When I started this, all I could see were the little green ovals that made up the mini cathedral windows. When I quilted it, all I could then see were the white centers, and it looked very tufted. I thought it might have something to do with the straight line quilting having an illusory effect on the curves. I thought "Wow, I can't wait to take a picture of this!" and then when I did the effect was gone, and now all I can see are the green ovals again (and I don't mean in the photos, I mean in real life, as I'm looking at it right now as I type).

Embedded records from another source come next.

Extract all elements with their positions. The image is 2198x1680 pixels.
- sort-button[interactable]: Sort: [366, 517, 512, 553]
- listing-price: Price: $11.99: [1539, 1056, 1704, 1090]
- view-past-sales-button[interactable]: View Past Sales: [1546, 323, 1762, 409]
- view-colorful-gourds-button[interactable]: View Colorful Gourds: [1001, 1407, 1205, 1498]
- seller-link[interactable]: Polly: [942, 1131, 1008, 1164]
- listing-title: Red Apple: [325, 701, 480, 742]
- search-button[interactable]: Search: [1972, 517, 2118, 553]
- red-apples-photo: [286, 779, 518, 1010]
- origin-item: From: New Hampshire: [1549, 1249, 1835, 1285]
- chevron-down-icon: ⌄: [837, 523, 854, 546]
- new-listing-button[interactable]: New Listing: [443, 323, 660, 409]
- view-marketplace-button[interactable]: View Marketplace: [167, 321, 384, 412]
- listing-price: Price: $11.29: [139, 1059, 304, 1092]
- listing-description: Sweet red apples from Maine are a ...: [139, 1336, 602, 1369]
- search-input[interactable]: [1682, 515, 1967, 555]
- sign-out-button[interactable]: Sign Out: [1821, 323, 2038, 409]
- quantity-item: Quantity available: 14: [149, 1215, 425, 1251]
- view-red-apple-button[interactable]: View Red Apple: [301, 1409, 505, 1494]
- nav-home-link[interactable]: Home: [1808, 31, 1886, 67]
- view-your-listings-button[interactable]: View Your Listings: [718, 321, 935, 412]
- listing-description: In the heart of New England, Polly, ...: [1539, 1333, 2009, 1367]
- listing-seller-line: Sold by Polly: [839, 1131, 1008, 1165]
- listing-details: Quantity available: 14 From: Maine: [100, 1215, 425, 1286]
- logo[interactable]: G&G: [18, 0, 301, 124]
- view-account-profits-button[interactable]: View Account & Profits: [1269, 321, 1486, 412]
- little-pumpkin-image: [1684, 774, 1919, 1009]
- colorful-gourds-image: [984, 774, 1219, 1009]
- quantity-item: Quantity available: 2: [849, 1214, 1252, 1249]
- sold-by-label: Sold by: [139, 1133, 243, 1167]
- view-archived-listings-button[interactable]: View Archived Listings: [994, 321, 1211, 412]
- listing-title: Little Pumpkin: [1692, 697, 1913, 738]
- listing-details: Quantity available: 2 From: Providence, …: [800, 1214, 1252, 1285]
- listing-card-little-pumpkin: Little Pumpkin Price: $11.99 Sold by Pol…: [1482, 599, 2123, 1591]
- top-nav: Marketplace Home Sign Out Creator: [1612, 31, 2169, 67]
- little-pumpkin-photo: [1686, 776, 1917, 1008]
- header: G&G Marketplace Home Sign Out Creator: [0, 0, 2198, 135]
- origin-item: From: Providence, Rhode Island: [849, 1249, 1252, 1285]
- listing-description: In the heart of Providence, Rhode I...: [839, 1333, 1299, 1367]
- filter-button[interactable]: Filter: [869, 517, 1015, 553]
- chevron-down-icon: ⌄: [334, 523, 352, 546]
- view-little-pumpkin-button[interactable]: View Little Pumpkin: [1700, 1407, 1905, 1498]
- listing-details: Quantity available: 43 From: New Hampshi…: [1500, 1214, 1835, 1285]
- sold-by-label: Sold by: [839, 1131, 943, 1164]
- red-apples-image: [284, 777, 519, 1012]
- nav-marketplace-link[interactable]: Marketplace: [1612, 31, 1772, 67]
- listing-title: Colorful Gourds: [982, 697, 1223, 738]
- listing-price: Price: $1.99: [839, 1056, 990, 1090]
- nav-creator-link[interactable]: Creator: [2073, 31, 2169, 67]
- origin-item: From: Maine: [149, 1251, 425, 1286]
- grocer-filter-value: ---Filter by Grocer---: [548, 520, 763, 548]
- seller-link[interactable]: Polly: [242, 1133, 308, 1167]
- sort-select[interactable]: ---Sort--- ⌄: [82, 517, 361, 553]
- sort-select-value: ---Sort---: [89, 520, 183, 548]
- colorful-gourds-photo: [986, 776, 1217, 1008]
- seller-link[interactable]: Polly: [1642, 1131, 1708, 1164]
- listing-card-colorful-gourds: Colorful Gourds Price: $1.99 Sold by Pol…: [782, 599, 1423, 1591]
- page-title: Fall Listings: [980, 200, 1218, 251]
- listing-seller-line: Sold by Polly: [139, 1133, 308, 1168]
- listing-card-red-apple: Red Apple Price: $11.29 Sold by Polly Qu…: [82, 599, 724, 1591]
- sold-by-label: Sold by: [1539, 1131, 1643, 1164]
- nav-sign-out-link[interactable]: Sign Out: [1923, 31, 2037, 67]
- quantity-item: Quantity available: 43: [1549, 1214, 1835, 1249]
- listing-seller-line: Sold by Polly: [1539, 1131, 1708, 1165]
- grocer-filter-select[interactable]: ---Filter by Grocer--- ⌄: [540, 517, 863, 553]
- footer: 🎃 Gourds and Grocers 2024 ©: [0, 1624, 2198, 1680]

I made this for the dining room table, and as it's an oval shape I wanted to mimic that. I ended up having to go with a rounded rectangle, as geometry is not my strong suit and disaster was on the horizon. The curves do look much better than the harsh rectangular corners I usually do. It also saved a bit of time as I didn't have to stop and miter anything--it all went on so nice and smooth and stayed that way. I definitely want to try this on other quilts.

I didn't have enough batting, so I used a piece of sew-in fleece. It worked fine, but I'll just have to remember not to put this in the dryer. I used linen for the binding, and wanted to use one of my fancy stitches for it. I saw one that I thought went well with the fabric, but it came out looking like the above. At least it's consistent, so it doesn't look wrong, just like a weird stitch. Here's what it was supposed to look like (but not in red):

Wouldn't that have looked cute? I had a terrible feeling something was wrong with my machine and that I would have to lug that monster to the repair shop and pay heaven knows what to have it fixed. But apparently what I should have done is use the suggested presser foot. I used my walking foot, and I believe that combined with the slight roughness of linen made everything go a little haywire. When I used the recommended foot it came out just as it was supposed to. Lesson learned. At least I didn't have to pick out all of those stitches as it does look like I meant to do it.

I am just super happy with my quilting. The stitch length was right, I didn't sew cross-eyed, and gridded quilting always gives this amazing texture that I love.

So that's it. Nothing much. It's been mostly spaghetti knitting (you know, the more you do the more you feel like you have to do, like eating a bowl of spaghetti) and my new time-sucker (it's not quite an obsession yet). When I can grab a few minutes of decent light I'll show you some pictures of my feeble attempts at this new interest.